涼宮ハルヒの分裂/谷川流
桜の咲く季節を迎え、涼宮ハルヒ率いるSOS団の面々が無事に進級を果たしたのは慶賀に堪えないと言えなくもない。だが爽やかなはずのこの時期に、なんで俺はこんな面子に囲まれているんだろうな。顔なじみのひとりはいいとして、以前に遭遇した誘拐少女と敵意丸出しの未来野郎、そして正体不明の謎女。そいつらが突きつけてきた無理難題は、まあ要するに俺をのっぴきならない状況に追い込むものだったのさ。大人気シリーズ第9弾!
結構久しぶりのハルヒです。
これの発売が2007年春で、続きというか後編である
驚愕が今年5月にでたことを考えると作者もまあずいぶんとジラしたものですね。
あれだけ騒がれたのは内容的にも年数的にも待望の新刊だったからなんですね。
今回はあらすじにもあるとおり、春休みから新学期にかけての話です。
春休みに出会ったキョンの中学時代の友人が今回の、というかこれからの物語の鍵を握っているっぽいです。
その友人というのが、佐々木。
国木田や、長門にひとめぼれした
中河くんとかがちらりと存在を匂わせていた人物です。
その佐々木の脇を固めるのが、朝比奈さんを誘拐しようとした少女・橘京子、嫌味ったらしい未来人・藤原、謎の少女・周防九曜。
朝比奈さんと藤原、古泉くんと橘京子、長門と周防九曜というようにそれぞれ対になるように人員が配置されているのです。
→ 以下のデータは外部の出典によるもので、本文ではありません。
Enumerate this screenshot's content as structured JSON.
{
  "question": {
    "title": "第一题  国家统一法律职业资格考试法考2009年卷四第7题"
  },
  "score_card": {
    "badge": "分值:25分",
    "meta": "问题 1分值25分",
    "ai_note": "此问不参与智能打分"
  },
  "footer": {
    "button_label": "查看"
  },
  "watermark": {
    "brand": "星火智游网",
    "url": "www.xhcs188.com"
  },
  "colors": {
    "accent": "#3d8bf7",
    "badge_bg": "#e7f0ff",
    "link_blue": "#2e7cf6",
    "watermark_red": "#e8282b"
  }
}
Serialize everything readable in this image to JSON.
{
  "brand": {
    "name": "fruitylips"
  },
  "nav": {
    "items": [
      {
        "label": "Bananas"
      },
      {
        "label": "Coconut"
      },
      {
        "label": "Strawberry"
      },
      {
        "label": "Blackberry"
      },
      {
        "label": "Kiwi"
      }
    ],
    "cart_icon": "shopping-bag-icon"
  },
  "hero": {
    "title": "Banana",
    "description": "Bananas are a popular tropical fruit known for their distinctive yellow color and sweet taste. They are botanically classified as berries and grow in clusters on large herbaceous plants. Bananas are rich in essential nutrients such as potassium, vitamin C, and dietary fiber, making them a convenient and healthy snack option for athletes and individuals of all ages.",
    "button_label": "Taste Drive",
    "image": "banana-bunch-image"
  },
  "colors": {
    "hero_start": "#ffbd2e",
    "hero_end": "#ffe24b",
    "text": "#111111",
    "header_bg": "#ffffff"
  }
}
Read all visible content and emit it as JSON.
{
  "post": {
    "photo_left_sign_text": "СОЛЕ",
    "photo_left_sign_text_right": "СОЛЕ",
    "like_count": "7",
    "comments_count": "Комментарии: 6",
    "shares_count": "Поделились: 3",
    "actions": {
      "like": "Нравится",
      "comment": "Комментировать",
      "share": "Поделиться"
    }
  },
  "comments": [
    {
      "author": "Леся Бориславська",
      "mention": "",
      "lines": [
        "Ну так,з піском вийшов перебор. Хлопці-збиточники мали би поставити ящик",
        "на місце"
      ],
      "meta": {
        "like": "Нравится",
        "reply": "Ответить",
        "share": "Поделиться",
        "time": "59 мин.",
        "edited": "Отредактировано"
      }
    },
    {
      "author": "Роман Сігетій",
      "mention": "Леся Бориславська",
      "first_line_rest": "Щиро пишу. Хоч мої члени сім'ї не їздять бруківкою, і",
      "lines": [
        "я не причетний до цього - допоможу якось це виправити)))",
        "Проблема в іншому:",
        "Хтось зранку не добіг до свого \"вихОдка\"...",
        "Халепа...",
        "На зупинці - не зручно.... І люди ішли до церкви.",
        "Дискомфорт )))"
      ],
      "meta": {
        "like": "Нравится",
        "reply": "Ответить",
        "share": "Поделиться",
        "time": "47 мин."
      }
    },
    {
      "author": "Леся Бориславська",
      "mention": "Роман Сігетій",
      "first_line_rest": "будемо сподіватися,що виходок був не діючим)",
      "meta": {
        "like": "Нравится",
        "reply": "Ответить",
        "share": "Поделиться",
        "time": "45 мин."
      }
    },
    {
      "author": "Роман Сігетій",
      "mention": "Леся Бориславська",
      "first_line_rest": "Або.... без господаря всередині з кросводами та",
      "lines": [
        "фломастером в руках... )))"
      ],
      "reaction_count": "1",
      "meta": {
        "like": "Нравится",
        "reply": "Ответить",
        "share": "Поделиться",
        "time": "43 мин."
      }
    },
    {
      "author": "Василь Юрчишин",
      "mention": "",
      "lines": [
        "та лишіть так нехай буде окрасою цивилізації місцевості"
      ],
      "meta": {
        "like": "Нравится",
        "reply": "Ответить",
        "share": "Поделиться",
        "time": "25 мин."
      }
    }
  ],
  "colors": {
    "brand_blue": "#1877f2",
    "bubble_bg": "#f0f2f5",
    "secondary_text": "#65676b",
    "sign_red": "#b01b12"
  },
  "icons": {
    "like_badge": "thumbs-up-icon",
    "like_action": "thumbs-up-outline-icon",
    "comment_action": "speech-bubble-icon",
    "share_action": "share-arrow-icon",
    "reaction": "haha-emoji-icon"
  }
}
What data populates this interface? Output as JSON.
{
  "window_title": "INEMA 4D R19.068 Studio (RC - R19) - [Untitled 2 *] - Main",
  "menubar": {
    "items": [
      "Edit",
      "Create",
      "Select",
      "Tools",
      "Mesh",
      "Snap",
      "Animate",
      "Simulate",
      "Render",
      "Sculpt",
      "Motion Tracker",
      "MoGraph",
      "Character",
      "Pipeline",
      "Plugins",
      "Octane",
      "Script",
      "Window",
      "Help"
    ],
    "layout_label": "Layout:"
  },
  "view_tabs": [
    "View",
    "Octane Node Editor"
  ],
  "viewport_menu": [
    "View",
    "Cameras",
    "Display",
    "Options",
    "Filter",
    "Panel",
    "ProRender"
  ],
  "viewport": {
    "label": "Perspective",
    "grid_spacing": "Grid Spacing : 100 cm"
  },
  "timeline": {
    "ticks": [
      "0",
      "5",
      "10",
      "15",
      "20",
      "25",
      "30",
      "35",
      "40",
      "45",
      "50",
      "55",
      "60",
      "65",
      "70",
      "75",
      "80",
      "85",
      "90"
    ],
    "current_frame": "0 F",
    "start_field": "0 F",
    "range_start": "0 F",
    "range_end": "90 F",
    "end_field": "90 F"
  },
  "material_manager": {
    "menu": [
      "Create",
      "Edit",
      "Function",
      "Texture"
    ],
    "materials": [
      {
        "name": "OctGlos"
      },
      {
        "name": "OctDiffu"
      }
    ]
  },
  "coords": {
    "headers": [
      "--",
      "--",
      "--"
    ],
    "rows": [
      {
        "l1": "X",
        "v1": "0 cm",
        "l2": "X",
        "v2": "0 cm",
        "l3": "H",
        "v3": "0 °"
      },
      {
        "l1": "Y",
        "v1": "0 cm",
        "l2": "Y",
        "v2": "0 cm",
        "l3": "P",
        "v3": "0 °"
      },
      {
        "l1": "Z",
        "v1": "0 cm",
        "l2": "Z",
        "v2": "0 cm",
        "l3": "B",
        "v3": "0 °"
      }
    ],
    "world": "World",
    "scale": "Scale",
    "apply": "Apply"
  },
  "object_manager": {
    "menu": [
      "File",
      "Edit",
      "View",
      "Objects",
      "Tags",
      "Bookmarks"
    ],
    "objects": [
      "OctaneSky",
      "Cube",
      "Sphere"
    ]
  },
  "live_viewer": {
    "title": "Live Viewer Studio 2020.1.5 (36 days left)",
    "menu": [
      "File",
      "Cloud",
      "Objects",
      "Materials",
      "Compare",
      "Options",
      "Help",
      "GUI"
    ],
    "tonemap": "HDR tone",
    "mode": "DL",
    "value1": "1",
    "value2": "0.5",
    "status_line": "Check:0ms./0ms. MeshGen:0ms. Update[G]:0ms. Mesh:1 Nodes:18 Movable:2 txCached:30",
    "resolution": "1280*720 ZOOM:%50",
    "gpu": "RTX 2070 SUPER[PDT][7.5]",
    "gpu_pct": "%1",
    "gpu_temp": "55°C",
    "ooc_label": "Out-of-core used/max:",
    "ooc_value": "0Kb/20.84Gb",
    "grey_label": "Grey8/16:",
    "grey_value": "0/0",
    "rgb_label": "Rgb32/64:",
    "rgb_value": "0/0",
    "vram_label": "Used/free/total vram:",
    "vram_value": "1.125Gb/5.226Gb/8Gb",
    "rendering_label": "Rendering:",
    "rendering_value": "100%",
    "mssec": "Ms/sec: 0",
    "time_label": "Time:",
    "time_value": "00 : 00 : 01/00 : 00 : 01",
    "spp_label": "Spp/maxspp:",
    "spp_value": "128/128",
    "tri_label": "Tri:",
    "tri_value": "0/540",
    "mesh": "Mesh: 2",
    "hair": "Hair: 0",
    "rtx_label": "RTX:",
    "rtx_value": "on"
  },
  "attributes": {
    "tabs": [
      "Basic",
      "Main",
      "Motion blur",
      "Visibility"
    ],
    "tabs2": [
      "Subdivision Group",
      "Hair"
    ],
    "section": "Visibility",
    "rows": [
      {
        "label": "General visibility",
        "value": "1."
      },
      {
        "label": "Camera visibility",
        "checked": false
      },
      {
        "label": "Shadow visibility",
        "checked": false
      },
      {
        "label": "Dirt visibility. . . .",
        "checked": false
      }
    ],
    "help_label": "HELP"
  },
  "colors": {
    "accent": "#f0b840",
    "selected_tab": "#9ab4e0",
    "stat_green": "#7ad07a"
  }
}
どうにも彼女らとSOS団の面々は敵対しているっぽいですね。
橘京子は朝比奈さんを誘拐しようとし、藤原は朝比奈さんを邪魔しようとしていたし、周防九曜に到っては
雪山で長門を危機に追いやった勢力のものらしいです。
前半はともかく後半は読んでいて混乱しそうになってしまいました。
パターンαとパターンβの話が交互に挿入されていて、似たようなことをしているものの、話がどんどん違う方向に進んでいくんです。
正直、何がなんだかよくわからないまま。
これをリアルタイムで読んだ人はすごくヤキモキしたんでしょうね。これで、謎が明らかになるであろう驚愕を4年待たされていたら怒りたくなるかもしれない。
佐々木と再会し、新たな宇宙人未来人超能力者と顔を合わせた日の夜、電話がかかってきたところで話がわかれます。
まずはパターンα。
電話の相手は「わたぁし」。
正体は不明なんですが、SOS団に新入部員候補がたくさんやってくるんです。
キョンが気にしていた少女がきっと何かあるんだろうなぁ。
人数の把握をキョンが間違ったってことがちょっと腑に落ちないので。
そういうどうでもいいことをきちんと見ていそうなイメージがあるんですよね。
この少女が今後どうSOS団に関わってくるのか……。
次は、パターンβ。
電話の相手は佐々木。
佐々木を取り巻く3人と話し合いに出向きます。
そこで語られたのは「涼宮ハルヒに宿る神様めいた力は本当は佐々木に宿るはずだった」と。
もう今までの話が根底から覆るような話なわけです。
そして、翌日の学校に長門が出てきていなくて。
雪山症候群のときのように長門に攻撃が仕掛けられているらしい、とSOS団全員で長門のマンションに向かったところで次巻へ続きます。
パターンβを読んでいてふと「もしかしたら神様的力を持っているのはハルヒでも佐々木でもなくキョンなのではないか」と思いました。
憂鬱冒頭でも、この巻でも語られていましたが、キョンはこういう騒動に巻き込まれたいと思っていた節があります。
だからキョンの無意識が騒動に巻き込まれることを望んで、ハルヒに神様的能力を与えて、ハルヒの敵として佐々木を舞台に引っ張り上げたのかなぁ、とか。
まあ、次巻を読めばきっとわかりますね。
あまり予想して大はずれだったら恥ずかしいのでこの辺で。
続きは近いうちに読みたいと思います。